The new year is a good time to reassess your financial health and take stock in some simple keys to success for your future.
The IAFF Financial Corporation (IAFF-FC) has developed a Financial Fitness toolkit with resources and tips for managing your finances now and throughout your career.
Start with these simple tips:
Spend less than you make. It is basic math. Write down what you make and exactly what you spend. If you’re spending less than you make and that extra goes into a savings, retirement or other investment account, that’s great. Share this very basic financial principle with the rest of your fire fighter family – it could make all the difference to someone just starting their career.
(Pro tip: Visit Protecting Your Finances in a Pandemic on the IAFF-FC website)
If you are spending what you make – or more than what you make – read on.
To spend less than you make, you have two choices: make more or spend less.
Spending less takes some discipline.
Your priority for financial health should be to make yourself the most important bill by paying yourself first. Set up an automatic deduction from your paycheck into a savings account. This is the best way to build an emergency fund. Then, start funding your employer-provided Roth 457 or regular 457 account (Canadian members can direct those dollars to an RRSP or TFSA) and keep building your wealth by making your money work for you.
Steps for Building Your Wealth
- Eliminate recurring charges. Review your credit card/bank account for any forgotten recurring charges, subscriptions you no longer need or streaming services you don’t use. Eliminate these to free up that money for better uses, including paying yourself.
- Find places to save. This is where discipline is needed. With the COVID-19 pandemic, many of us are spending less – including less on bars and restaurants. How will this change when we return to some sense of normalcy? It’s important to enjoy life, but what areas can be trimmed in your normal spending? Cable services? Do you need 6,000 channels? Maybe reduce the service to more of what you do want and need. Do you have or need 12 different streaming services? Maybe two or three is all you need. Starbucks every day can also add up. Cut back to one visit a week and stash the savings.
- Look around your house. Items stacked in your garage or in closets and drawers that you don’t use can be turned into cash to help build your emergency fund. Facebook Marketplace, Craigslist, Nextdoor or Ebay are all good places to sell unwanted items.
- Resist the urge to buy the latest gadget. Wait until the price drops and make do with the older model.
- Skip the new car. Let someone else take the 20-30% drop in value when they drive it off the new car lot. Buy a quality late (new to you) model and be 20-30% more financially fit.
- Refinance your mortgage. Interest rates are the lowest they’ve been in more than 50 years. If you haven’t refinanced in recent years, see if you can reduce your interest rate and save significantly over the life of your loan. Keep in mind that there are unavoidable costs associated with a refinance. A reduction of 1% or more in your interest rate could mean a significant monthly savings.
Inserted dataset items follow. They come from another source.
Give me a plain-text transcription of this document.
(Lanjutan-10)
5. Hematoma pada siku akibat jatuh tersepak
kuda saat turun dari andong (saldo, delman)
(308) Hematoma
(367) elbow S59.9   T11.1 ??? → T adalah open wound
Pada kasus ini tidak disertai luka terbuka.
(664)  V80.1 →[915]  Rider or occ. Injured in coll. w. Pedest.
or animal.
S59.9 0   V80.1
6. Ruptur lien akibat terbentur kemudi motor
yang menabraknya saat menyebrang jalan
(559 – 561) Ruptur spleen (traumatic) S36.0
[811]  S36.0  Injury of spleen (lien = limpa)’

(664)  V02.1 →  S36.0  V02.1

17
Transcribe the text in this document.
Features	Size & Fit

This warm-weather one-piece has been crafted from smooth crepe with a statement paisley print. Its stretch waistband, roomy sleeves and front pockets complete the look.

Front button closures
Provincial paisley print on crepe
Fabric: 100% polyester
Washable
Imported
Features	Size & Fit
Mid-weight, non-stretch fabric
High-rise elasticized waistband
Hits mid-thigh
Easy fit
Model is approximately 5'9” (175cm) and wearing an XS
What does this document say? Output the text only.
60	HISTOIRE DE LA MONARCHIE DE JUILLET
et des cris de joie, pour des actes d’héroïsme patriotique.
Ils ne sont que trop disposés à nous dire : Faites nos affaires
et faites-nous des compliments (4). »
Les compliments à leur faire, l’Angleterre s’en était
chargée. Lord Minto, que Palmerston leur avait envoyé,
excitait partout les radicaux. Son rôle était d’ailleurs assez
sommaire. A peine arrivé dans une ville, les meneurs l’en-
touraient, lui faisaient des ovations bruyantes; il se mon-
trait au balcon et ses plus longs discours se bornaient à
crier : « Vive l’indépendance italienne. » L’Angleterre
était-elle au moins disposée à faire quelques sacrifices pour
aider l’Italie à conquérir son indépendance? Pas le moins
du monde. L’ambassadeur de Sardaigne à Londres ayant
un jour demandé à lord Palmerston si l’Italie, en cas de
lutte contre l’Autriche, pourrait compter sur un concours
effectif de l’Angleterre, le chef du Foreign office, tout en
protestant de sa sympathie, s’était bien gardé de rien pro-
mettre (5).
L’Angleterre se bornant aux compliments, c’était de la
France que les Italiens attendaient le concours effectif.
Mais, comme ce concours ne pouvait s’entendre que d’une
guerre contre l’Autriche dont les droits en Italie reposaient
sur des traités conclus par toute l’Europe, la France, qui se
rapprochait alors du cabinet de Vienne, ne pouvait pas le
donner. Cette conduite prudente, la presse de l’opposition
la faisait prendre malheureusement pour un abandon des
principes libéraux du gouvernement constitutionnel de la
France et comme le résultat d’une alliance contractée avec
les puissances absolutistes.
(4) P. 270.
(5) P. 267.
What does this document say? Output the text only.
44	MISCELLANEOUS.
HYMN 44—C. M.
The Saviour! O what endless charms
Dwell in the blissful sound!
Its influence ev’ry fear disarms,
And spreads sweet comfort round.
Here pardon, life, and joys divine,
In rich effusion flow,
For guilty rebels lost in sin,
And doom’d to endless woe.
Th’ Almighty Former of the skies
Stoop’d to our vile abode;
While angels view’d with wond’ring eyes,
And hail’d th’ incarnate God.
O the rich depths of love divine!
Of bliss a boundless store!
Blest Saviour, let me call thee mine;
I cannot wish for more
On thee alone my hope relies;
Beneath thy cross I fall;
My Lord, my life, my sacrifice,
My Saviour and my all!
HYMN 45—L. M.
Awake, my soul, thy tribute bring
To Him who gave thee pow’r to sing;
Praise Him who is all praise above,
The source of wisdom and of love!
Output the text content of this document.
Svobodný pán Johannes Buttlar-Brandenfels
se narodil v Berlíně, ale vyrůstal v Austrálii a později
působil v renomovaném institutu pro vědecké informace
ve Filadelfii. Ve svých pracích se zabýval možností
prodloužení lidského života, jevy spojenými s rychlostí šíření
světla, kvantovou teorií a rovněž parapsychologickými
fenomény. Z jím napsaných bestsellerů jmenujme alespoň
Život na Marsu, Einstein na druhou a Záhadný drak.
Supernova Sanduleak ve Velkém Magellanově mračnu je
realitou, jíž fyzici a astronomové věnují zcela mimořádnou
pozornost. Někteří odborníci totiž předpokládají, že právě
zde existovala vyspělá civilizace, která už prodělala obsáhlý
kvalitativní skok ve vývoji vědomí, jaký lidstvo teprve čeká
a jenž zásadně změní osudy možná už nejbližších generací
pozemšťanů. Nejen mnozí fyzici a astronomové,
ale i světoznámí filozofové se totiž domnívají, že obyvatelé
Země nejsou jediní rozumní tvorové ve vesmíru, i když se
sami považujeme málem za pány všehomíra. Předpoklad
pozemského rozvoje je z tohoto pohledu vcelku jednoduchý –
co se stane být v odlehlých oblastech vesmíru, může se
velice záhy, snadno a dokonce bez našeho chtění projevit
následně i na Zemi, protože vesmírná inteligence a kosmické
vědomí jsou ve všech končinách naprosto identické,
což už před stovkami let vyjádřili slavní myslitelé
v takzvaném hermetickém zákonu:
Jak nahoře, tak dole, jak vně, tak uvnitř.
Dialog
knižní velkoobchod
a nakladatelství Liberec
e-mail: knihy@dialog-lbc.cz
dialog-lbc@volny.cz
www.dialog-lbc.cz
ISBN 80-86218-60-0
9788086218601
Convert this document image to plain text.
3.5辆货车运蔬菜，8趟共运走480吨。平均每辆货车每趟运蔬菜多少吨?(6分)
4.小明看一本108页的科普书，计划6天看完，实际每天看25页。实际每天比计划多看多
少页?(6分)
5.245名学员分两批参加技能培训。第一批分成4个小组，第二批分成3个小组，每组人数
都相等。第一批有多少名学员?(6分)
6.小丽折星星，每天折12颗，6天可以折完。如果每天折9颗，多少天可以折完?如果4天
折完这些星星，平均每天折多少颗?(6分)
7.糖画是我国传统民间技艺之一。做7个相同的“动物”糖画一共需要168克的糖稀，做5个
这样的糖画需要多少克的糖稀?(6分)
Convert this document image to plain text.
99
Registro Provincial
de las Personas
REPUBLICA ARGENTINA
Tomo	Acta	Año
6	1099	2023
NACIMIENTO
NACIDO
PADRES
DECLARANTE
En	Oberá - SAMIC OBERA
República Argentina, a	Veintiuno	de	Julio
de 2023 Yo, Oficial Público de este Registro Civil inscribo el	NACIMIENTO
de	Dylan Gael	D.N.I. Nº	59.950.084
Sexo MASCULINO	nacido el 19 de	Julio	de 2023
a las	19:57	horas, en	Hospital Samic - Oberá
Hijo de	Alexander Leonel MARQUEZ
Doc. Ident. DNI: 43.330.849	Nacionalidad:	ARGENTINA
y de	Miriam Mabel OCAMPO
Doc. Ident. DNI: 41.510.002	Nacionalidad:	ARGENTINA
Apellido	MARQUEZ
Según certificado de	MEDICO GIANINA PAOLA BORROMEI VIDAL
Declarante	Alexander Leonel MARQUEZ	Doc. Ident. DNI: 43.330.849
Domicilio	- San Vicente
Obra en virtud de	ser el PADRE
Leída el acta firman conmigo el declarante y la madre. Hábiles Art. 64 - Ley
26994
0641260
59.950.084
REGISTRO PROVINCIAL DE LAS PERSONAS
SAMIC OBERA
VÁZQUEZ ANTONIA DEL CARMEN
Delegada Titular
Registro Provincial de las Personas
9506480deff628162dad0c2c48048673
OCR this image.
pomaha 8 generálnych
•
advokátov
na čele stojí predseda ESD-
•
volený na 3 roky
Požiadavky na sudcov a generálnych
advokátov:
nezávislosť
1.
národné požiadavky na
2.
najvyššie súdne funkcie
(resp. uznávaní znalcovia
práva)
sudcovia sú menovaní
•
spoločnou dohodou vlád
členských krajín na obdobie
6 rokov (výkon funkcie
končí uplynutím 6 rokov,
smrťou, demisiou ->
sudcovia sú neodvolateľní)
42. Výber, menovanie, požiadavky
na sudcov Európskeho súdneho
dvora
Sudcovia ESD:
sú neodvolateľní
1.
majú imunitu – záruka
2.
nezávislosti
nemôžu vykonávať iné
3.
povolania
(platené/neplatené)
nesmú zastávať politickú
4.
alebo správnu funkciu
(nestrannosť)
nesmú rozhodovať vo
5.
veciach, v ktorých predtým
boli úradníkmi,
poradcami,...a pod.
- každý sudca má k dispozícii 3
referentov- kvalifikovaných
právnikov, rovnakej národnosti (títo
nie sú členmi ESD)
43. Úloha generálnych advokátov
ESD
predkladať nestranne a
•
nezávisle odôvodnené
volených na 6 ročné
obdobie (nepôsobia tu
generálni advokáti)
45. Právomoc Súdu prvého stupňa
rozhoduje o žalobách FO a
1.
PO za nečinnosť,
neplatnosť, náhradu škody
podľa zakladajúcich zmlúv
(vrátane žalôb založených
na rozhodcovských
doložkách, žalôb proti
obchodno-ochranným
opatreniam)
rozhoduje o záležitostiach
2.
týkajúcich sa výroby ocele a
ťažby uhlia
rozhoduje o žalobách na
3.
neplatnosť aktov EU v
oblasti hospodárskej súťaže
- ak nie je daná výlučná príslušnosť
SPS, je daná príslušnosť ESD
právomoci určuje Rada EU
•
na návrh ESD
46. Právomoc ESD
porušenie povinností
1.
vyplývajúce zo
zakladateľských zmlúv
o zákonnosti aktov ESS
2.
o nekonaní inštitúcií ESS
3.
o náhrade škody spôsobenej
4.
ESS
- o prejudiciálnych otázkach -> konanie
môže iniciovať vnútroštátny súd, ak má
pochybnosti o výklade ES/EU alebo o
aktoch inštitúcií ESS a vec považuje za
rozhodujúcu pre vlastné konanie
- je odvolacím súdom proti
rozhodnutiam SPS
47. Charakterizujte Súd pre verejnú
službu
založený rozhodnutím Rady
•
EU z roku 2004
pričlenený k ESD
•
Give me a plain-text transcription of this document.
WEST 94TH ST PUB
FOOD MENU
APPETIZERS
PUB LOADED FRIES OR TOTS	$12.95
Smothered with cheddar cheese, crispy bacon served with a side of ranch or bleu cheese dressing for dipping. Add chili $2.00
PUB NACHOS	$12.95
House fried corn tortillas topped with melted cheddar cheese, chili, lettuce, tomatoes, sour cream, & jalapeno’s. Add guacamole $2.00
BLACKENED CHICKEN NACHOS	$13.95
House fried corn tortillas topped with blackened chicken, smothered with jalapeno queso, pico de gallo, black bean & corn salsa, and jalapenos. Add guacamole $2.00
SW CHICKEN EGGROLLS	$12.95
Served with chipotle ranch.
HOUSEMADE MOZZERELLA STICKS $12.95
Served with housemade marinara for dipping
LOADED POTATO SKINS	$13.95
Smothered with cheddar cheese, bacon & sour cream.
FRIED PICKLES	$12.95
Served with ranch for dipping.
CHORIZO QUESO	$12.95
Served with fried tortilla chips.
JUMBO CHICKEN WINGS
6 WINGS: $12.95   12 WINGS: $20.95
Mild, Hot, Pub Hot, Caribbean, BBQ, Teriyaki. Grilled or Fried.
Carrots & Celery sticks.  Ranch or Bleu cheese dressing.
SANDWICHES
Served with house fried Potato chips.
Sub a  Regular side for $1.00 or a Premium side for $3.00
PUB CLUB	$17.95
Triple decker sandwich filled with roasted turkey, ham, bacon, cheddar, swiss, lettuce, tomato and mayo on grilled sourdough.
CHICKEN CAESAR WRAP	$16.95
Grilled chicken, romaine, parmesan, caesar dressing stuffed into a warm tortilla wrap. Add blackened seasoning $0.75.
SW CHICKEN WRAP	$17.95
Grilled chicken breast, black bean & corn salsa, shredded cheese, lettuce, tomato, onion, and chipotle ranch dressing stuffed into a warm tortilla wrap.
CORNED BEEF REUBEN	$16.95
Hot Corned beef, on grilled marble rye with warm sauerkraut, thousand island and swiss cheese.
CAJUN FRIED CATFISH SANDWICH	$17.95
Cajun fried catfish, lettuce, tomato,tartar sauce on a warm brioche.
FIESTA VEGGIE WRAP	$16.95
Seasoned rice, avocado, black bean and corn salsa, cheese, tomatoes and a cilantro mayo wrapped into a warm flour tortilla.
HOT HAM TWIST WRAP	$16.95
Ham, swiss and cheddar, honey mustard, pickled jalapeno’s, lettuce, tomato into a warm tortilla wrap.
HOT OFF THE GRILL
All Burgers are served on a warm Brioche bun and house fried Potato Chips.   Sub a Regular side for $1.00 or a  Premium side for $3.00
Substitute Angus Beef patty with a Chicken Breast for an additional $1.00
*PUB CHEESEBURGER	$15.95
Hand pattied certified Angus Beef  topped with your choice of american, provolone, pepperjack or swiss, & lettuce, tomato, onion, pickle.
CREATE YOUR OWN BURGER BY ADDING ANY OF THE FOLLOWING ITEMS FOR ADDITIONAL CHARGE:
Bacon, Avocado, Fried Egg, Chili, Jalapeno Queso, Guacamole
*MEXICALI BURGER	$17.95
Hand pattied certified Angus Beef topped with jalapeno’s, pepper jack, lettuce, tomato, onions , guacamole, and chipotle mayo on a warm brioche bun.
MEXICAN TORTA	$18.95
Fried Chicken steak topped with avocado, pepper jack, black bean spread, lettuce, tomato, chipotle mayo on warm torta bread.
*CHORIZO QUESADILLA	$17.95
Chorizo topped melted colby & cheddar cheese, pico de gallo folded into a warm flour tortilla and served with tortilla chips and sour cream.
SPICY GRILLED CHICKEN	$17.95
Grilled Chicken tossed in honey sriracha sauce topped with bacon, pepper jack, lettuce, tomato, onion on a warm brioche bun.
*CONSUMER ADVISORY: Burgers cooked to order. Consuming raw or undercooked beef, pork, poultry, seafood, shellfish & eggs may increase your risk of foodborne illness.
Evaluate if a refinance makes sense for you using this refinance calculator.
- Debt Eliminate your existing debt – all of it if you can. Credit card interest rates mean you pay much more for something over time than you would if you saved and bought the item with cash. Before you plan to eliminate credit card or other debt, see if you can move your balances to a lower interest rate card, then close the higher interest rate accounts. At the same time, stop using the card. Carry cash or use a debit card or account that is connected to your checking account. When the allocated money is gone, that is it. Discipline.
- Declare 2021 a debt free year. Stop adding to the pile and work to eliminate what you have. Pay the most you can on the debt with the highest interest and pay the minimum amounts on other balances. When the highest is paid off, start on the next highest. This strategy saves you come interest costs. You can also pay off your smallest debts first – this may help you feel like you are making progress. Then keep tackling the others until they are paid.
- Increase your insurance deductibles. If you can afford higher out-of-pocket costs in the event of a claim, you can usually reduce premiums on your home and auto insurance by selecting a higher deductible. Putting the difference in premium into an emergency savings will mean you will have it in case you need it.
Once you have reduced expenses, it’s time to go to work on making more.
- Step or other salary increases. Take all or part of any increases in income to pay yourself. If you don’t get used to having it to spend, you won’t miss it.
- Consider adjusting your tax withholding. Members in the United States who get a refund each year can consider reviewing and adjusting paycheck withholding to get more in their paycheck and a smaller refund at tax time. Use that additional amount throughout the year to pay yourself!
- Work overtime shifts if available. A word of caution: use this additional pay to reduce or eliminate debt or build your savings, investments and wealth. Don’t start depending on them to finance your lifestyle.
- Study for those promotions. A higher rank means higher pay and more money in your bank account.
The bottom line: financial fitness is as important as physical fitness. Make it work for you in 2021.